|
Wrath stirred within the king at the sight of a man of his lofty rank
in such a condition; leaping down from his throne, he exclaimed
aloud, and asked Zopyrus who it was that had disfigured him, and what
he had done to be so treated. Zopyrus answered, "There is not a man
in the world, but thou, O king, that could reduce me to such a
plight - no stranger's hands have wrought this work on me, but my own
only. I maimed myself I could not endure that the Assyrians should
laugh at the Persians." "Wretched man," said Darius, "thou
coverest the foulest deed with the fairest possible name, when thou
sayest thy maiming is to help our siege forward.
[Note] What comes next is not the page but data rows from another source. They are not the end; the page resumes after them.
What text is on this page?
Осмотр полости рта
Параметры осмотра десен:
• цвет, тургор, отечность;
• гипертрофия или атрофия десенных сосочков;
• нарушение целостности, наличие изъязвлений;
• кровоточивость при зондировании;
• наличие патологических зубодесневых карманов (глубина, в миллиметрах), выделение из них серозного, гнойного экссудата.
How will thy
disfigurement, thou simpleton, induce the enemy to yield one day the
sooner? Surely thou hadst gone out of thy mind when thou didst so
misuse thyself." "Had I told thee," rejoined the other, "what
I was bent on doing, thou wouldest not have suffered it; as it is,
I kept my own counsel, and so accomplished my plans. Now,
therefore, if there be no failure on thy part, we shall take
Babylon. I will desert to the enemy as I am, and when I get into
their city I will tell them that it is by thee I have been thus
treated. I think they will believe my words, and entrust me with a
command of troops. Thou, on thy part, must wait till the tenth day
after I am entered within the town, and then place near to the gates
of Semiramis a detachment of thy army, troops for whose loss thou wilt
care little, a thousand men. Wait, after that, seven days, and
post me another detachment, two thousand strong, at the Nineveh
gates; then let twenty days pass, and at the end of that time station
near the Chaldaean gates a body of four thousand. Let neither these
nor the former troops be armed with any weapons but their swords -
those thou mayest leave them. After the twenty days are over, bid thy
whole army attack the city on every side, and put me two bodies of
Persians, one at the Belian, the other at the Cissian gates; for
I expect, that, on account of my successes, the Babylonians will
entrust everything, even the keys of their gates, to me. Then it
will be for me and my Persians to do the rest."